Introduction

While RGB LEDs look like conventional LEDs, they are three-in-one, comprising of a red, green and blue LED.

In this guide, we will learn how to control the brightness of each LED and so, change the colour of an RGB LED. We will be using a Little Bird Uno R3 development board, and a Multicolor RGB LED with White Diffused Lens, a mini breadboard and some jumper wires.

After completing this guide, you will be one step ahead with creating your own devices that require illumination or indication, such as an LED cube or an animated pixel art box!
    • Insert your RGB LED with the Red Pin on the left hand side.

    • Insert a 220 Ohm Resistor in line with the Red Pin (pin on the flat side) of the RGB LED.

    • Insert a 220 Ohm Resistor in line with the Green Pin of the RGB LED.

    • Insert a 220 Ohm Resistor in line with the Blue Pin of the RGB LED

    • Run a jumper from Digital Pin 11 to the 220 Ohm Resistor on the Red Pin.

    • Run a jumper from Ground to the Ground / Cathode Pin of the RGB LED.

    • Run a jumper from Digital Pin 10 to the 220 Ohm Resistor on the Green Pin.

    • Run a jumper from Digital Pin 10 to the 220 Ohm Resistor on the Green Pin.

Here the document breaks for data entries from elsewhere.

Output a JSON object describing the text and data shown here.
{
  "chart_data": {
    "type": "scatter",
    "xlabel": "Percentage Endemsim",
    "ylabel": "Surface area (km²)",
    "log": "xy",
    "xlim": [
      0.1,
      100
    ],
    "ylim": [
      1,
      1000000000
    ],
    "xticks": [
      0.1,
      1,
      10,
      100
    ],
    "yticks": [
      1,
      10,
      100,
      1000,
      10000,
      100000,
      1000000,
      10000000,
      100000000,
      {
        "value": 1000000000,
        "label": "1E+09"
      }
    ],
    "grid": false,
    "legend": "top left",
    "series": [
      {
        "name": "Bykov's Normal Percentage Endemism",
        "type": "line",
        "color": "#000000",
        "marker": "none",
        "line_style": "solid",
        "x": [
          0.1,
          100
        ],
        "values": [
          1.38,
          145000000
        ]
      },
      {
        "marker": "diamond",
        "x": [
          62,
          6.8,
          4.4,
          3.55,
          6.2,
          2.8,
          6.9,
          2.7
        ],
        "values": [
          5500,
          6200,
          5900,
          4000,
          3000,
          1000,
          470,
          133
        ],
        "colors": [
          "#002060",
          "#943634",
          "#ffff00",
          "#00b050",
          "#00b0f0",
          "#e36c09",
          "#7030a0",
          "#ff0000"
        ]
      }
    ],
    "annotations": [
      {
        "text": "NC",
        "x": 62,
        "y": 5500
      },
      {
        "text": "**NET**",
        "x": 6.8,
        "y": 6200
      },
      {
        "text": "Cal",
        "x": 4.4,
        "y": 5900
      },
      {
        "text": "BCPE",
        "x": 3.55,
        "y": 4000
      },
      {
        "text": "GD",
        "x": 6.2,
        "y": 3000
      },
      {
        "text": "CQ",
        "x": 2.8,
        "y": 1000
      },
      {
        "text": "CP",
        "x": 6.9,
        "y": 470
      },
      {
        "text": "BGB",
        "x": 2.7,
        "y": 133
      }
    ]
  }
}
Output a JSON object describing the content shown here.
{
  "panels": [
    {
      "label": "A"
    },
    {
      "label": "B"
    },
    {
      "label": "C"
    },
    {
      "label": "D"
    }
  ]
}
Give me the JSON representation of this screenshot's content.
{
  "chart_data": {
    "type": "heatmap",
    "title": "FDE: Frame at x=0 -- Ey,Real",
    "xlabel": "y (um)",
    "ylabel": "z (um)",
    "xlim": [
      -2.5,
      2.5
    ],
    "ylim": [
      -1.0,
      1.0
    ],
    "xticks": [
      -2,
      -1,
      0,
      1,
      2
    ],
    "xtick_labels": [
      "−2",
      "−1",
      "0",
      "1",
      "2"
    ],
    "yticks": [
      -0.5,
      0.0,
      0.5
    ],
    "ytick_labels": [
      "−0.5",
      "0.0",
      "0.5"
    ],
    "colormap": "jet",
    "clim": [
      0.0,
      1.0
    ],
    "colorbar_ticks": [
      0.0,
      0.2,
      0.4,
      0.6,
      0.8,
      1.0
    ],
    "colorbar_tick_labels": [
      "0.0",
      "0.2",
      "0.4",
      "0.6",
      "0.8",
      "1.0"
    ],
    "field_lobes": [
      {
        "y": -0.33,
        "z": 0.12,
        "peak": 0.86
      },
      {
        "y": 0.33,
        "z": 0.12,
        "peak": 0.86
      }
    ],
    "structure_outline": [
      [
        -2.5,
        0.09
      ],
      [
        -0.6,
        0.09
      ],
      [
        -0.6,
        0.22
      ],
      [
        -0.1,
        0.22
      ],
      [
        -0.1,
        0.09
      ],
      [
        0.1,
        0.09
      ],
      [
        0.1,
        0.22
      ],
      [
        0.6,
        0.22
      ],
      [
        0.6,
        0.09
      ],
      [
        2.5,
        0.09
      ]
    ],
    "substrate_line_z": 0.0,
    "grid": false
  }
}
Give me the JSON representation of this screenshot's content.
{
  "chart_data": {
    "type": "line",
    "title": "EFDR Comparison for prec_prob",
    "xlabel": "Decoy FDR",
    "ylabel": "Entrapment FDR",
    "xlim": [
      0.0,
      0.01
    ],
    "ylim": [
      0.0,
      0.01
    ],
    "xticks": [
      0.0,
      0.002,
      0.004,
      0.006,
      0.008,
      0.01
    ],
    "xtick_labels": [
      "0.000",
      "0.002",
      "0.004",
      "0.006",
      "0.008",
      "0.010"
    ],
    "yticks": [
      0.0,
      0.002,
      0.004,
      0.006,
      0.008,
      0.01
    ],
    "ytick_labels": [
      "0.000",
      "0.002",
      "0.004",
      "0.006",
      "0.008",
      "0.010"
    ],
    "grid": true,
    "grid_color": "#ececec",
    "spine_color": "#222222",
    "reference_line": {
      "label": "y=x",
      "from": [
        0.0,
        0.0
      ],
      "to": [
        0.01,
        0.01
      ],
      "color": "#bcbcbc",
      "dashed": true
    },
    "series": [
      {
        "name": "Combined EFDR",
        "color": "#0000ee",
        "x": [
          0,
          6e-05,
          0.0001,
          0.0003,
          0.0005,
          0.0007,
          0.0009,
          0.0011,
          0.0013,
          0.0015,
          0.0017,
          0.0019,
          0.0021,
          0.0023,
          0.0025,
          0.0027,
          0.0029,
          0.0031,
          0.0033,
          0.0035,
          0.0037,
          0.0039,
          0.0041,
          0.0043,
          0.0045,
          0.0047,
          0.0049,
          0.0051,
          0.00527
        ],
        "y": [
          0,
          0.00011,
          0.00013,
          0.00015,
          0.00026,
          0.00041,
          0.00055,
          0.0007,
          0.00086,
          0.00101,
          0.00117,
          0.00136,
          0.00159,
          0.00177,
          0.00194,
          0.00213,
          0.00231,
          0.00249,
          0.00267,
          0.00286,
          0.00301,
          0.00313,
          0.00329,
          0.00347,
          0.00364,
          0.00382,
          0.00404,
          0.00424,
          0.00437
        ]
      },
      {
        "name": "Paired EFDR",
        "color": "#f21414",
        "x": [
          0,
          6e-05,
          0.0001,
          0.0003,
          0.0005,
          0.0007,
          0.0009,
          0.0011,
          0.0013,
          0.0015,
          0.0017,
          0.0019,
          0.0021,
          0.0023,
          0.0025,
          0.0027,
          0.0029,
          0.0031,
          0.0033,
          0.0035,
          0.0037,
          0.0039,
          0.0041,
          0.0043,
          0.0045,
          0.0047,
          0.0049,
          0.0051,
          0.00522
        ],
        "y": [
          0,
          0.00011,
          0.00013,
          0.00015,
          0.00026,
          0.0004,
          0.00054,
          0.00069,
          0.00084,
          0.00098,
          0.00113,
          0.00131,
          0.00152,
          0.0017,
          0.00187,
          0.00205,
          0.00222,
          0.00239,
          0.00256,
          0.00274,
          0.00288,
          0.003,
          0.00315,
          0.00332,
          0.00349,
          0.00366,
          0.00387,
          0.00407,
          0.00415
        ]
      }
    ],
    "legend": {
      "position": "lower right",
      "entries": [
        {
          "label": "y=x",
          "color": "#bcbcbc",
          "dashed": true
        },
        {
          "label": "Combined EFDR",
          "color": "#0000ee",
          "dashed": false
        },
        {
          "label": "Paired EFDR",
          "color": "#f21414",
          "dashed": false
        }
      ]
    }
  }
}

    • Run a jumper from Digital Pin 9 to the 220 Ohm Resistor on the Blue Pin.

  1. int redPin = 11;
    int greenPin = 10;
    int bluePin = 9;
    
    void setup() {
    
      //  Set the RGB LED pins as OUTPUTs
      pinMode(redPin, OUTPUT);
      pinMode(greenPin, OUTPUT);
      pinMode(bluePin, OUTPUT);
    }
    
    void loop() {
      setColor(255, 0, 0); //  Red
      delay(1000);
      setColor(0, 255, 0); // Green
      delay(1000);
      setColor(0, 0, 255); // Blue
      delay(1000);
      setColor(255, 255, 0); // Yellow
      delay(1000);
      setColor(80, 0, 80); // Magenta
      delay(1000);
      setColor(0, 255, 255); // Cyan
      delay(1000);
    }
    
    // This is a function. You can think of a function
    // as a predefined snipped of code that you can call upon
    // within your program.
    
    // A function in Arduino starts with the "return type".
    // The "return type" is the type of data the function
    // will return.
    
    // In our example the function doesn't return anything
    // When we have a function that doesn't return anything,
    // we put "void" as teh return type
    
    void setColor(int red, int green, int blue) {
      analogWrite(redPin, red);
      analogWrite(greenPin, green);
      analogWrite(bluePin, blue);
    }
    • Grab this code and upload it in the Arduino IDE.

    • Your RGB LED should start to cycle through the colours. There is a 1 second delay on each colour change.

    • Here is a video of the RGB LED going through the colours.

    • Next up try and make it a bit Christmassy! Maybe flash Green with a Fade to Red!